On food spending, recession hit middle-income households the hardest

If they didn’t tighten their belts, Americans certainly pinched their pennies on food during the 2008-09 recession and the recovery that stretched far into this decade. Household spending on food fell by 7 percent between 2007 and 2010, and middle-income households continued to spend less on food through 2016 in inflation-adjusted dollars than they did before the recession, according to USDA economists.

“Middle-income households were particularly affected by the economic downturn — impacts that showed up in their food spending,” wrote economists Clare Cho, Jessica Todd, and Michelle Saksena in the USDA’s Amber Waves magazine. “Food spending … remained below pre-recession levels in 2016, and these households continued to allocate more of their food budgets to food at home rather than eating out.” By contrast, during the same period, food spending did not change significantly for either the wealthiest or the poorest households.

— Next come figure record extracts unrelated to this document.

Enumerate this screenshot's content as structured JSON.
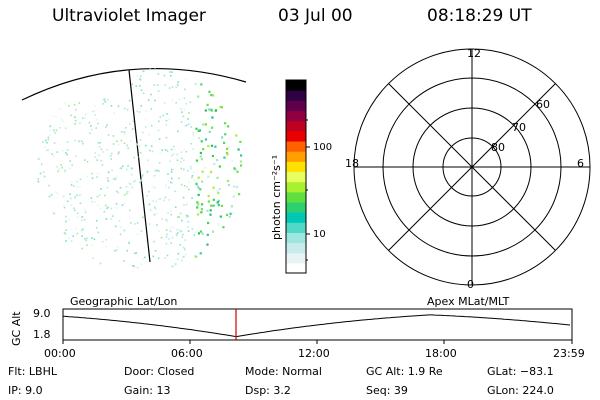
{
  "header": {
    "instrument": "Ultraviolet Imager",
    "date": "03 Jul 00",
    "time": "08:18:29 UT"
  },
  "colorbar": {
    "label": "photon cm⁻²s⁻¹",
    "ticks": [
      "100",
      "10"
    ],
    "colors": [
      "#ffffff",
      "#e8f4f4",
      "#c8ecec",
      "#a0e6e0",
      "#50d8c8",
      "#00c8b4",
      "#2cd070",
      "#60e040",
      "#a8f030",
      "#e8ff60",
      "#ffe000",
      "#ffa000",
      "#ff6000",
      "#e80000",
      "#c00020",
      "#900040",
      "#60004c",
      "#300044",
      "#000000"
    ]
  },
  "polar": {
    "mlt_labels": [
      "12",
      "18",
      "6",
      "0"
    ],
    "lat_labels": [
      "60",
      "70",
      "80"
    ]
  },
  "timeline": {
    "left_title": "Geographic Lat/Lon",
    "right_title": "Apex MLat/MLT",
    "axis_title": "GC Alt",
    "y_labels": [
      "9.0",
      "1.8"
    ],
    "x_labels": [
      "00:00",
      "06:00",
      "12:00",
      "18:00",
      "23:59"
    ],
    "marker_color": "#d00000"
  },
  "info": {
    "flt": "Flt: LBHL",
    "ip": "IP:  9.0",
    "door": "Door: Closed",
    "gain": "Gain: 13",
    "mode": "Mode: Normal",
    "dsp": "Dsp:    3.2",
    "gcalt": "GC Alt: 1.9 Re",
    "seq": "Seq: 39",
    "glat": "GLat: −83.1",
    "glon": "GLon: 224.0"
  }
}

Total spending by all households on food, adjusted for inflation, did not return to pre-recession levels until 2015, “highlighting the severity of the prolonged recovery,” wrote the economists. Americans today are continuing to spend more of their food dollar on groceries rather than on restaurant meals or carryout food. “Some households may be continuing to struggle financially, or perhaps there has been a general shift away from eating out towards eating in. As grocery stores continue to expand their offerings of ready-to-take-home-and-eat foods, consumers may see these foods as a lower-cost, time-saving alternative to foods from restaurants and other eating-out places.”